Our takeaways & open questions so far:

Banking system

Regulation needs to be updated reinstated. There’s been widespread criticism that these failures could have been prevented by certain guardrails in Dodd-Frank that were repealed in a 2018 bipartisan deregulation law.

  • Is the $250 billion threshold for a bank to be considered “systemically important” going back down to the original $50 billion set by Dodd-Frank?

  • What will safety and soundness reviews look like?

Bank runs now happen faster than ever before. SVB experienced the fastest bank run in history, deemed “the first social media bank run.”

  • How do RTP and FedNow affect bank runs? Would they make it even faster for account holders to withdraw funds, and enable higher deposit volatility?

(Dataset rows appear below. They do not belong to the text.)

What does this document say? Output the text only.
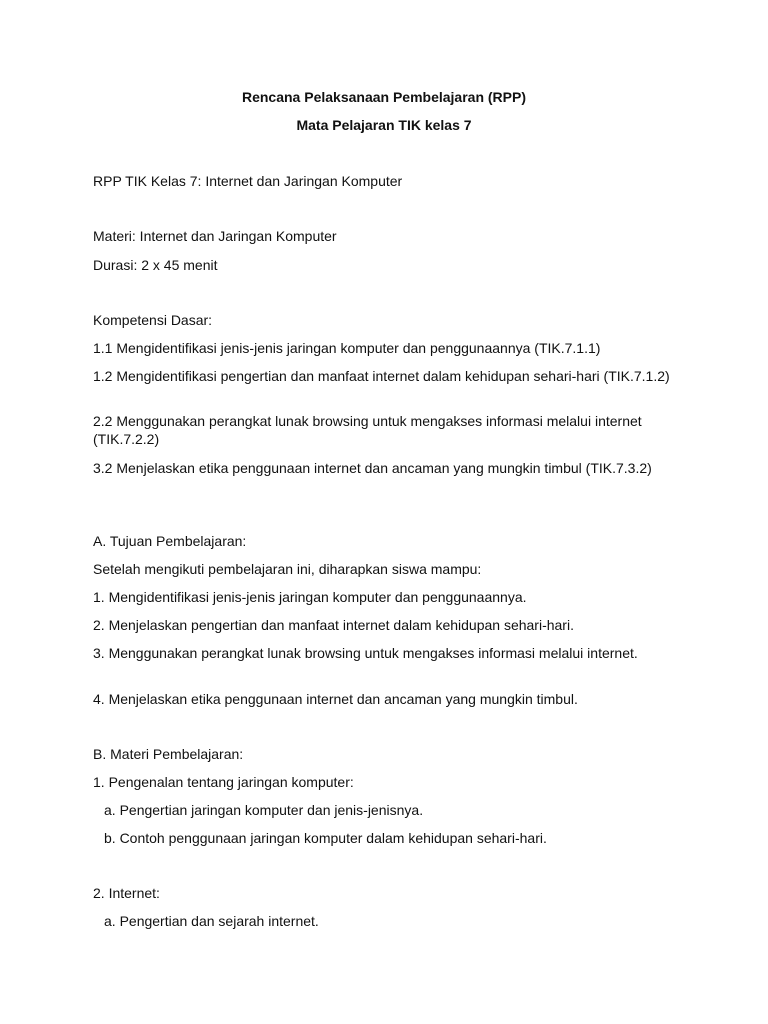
Rencana Pelaksanaan Pembelajaran (RPP)
Mata Pelajaran TIK kelas 7
RPP TIK Kelas 7: Internet dan Jaringan Komputer
Materi: Internet dan Jaringan Komputer
Durasi: 2 x 45 menit
Kompetensi Dasar:
1.1 Mengidentifikasi jenis-jenis jaringan komputer dan penggunaannya (TIK.7.1.1)
1.2 Mengidentifikasi pengertian dan manfaat internet dalam kehidupan sehari-hari (TIK.7.1.2)
2.2 Menggunakan perangkat lunak browsing untuk mengakses informasi melalui internet (TIK.7.2.2)
3.2 Menjelaskan etika penggunaan internet dan ancaman yang mungkin timbul (TIK.7.3.2)
A. Tujuan Pembelajaran:
Setelah mengikuti pembelajaran ini, diharapkan siswa mampu:
1. Mengidentifikasi jenis-jenis jaringan komputer dan penggunaannya.
2. Menjelaskan pengertian dan manfaat internet dalam kehidupan sehari-hari.
3. Menggunakan perangkat lunak browsing untuk mengakses informasi melalui internet.
4. Menjelaskan etika penggunaan internet dan ancaman yang mungkin timbul.
B. Materi Pembelajaran:
1. Pengenalan tentang jaringan komputer:
a. Pengertian jaringan komputer dan jenis-jenisnya.
b. Contoh penggunaan jaringan komputer dalam kehidupan sehari-hari.
2. Internet:
a. Pengertian dan sejarah internet.
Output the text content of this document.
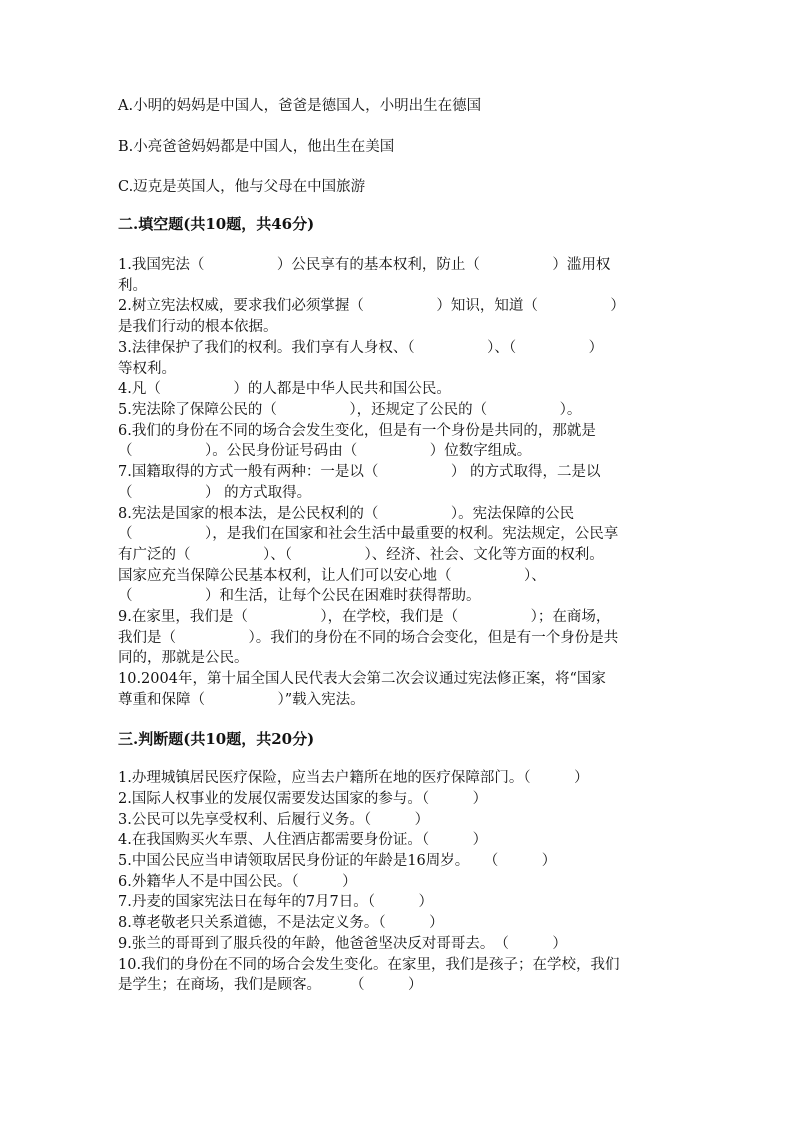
A.小明的妈妈是中国人，爸爸是德国人，小明出生在德国
B.小亮爸爸妈妈都是中国人，他出生在美国
C.迈克是英国人，他与父母在中国旅游
二.填空题(共10题，共46分)
1.我国宪法（　　　　　）公民享有的基本权利，防止（　　　　　）滥用权
利。
2.树立宪法权威，要求我们必须掌握（　　　　　）知识，知道（　　　　　）
是我们行动的根本依据。
3.法律保护了我们的权利。我们享有人身权、（　　　　　）、（　　　　　）
等权利。
4.凡（　　　　　）的人都是中华人民共和国公民。
5.宪法除了保障公民的（　　　　　），还规定了公民的（　　　　　）。
6.我们的身份在不同的场合会发生变化，但是有一个身份是共同的，那就是
（　　　　　）。公民身份证号码由（　　　　　）位数字组成。
7.国籍取得的方式一般有两种：一是以（　　　　　） 的方式取得，二是以
（　　　　　） 的方式取得。
8.宪法是国家的根本法，是公民权利的（　　　　　）。宪法保障的公民
（　　　　　），是我们在国家和社会生活中最重要的权利。宪法规定，公民享
有广泛的（　　　　　）、（　　　　　）、经济、社会、文化等方面的权利。
国家应充当保障公民基本权利，让人们可以安心地（　　　　　）、
（　　　　　）和生活，让每个公民在困难时获得帮助。
9.在家里，我们是（　　　　　），在学校，我们是（　　　　　）；在商场，
我们是（　　　　　）。我们的身份在不同的场合会变化，但是有一个身份是共
同的，那就是公民。
10.2004年，第十届全国人民代表大会第二次会议通过宪法修正案，将“国家
尊重和保障（　　　　　）”载入宪法。
三.判断题(共10题，共20分)
1.办理城镇居民医疗保险，应当去户籍所在地的医疗保障部门。（　　　）
2.国际人权事业的发展仅需要发达国家的参与。（　　　）
3.公民可以先享受权利、后履行义务。（　　　）
4.在我国购买火车票、人住酒店都需要身份证。（　　　）
5.中国公民应当申请领取居民身份证的年龄是16周岁。　　（　　　）
6.外籍华人不是中国公民。（　　　）
7.丹麦的国家宪法日在每年的7月7日。（　　　）
8.尊老敬老只关系道德，不是法定义务。（　　　）
9.张兰的哥哥到了服兵役的年龄，他爸爸坚决反对哥哥去。　（　　　）
10.我们的身份在不同的场合会发生变化。在家里，我们是孩子；在学校，我们
是学生；在商场，我们是顾客。　　　（　　　）
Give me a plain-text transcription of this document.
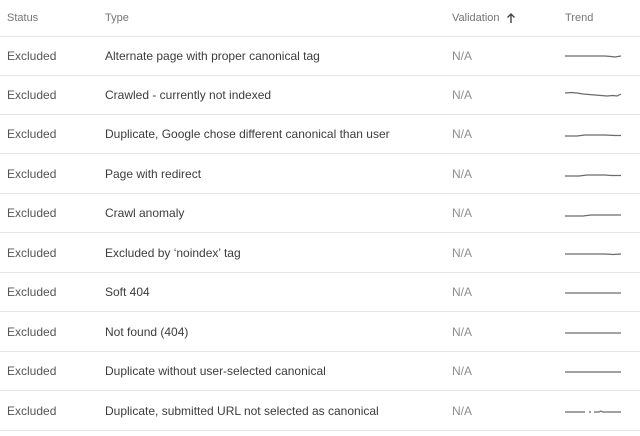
Status	Type	Validation	Trend
Excluded	Alternate page with proper canonical tag	N/A
Excluded	Crawled - currently not indexed	N/A
Excluded	Duplicate, Google chose different canonical than user	N/A
Excluded	Page with redirect	N/A
Excluded	Crawl anomaly	N/A
Excluded	Excluded by ‘noindex’ tag	N/A
Excluded	Soft 404	N/A
Excluded	Not found (404)	N/A
Excluded	Duplicate without user-selected canonical	N/A
Excluded	Duplicate, submitted URL not selected as canonical	N/A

Banks only focused on one specific customer type are overexposed to sector risk. Sector-specific banking used to be the job of co-ops & credit unions, but for-profit, vertical banks are becoming more prominent than ever before.

  • Will banks over a certain size be forced to diversify their customer sector concentration?

Economy

Capital costs are rising as investors & lenders lose trust in counterparties.

Demand for alternative stores of cash is growing as depositors race to move funds to products like CDs.

Crypto

Banks will likely have a harder time supporting crypto firms & funds, with regulators already showing tougher love towards crypto banks in (allegedly) shutting down Signature before it had the chance to recover.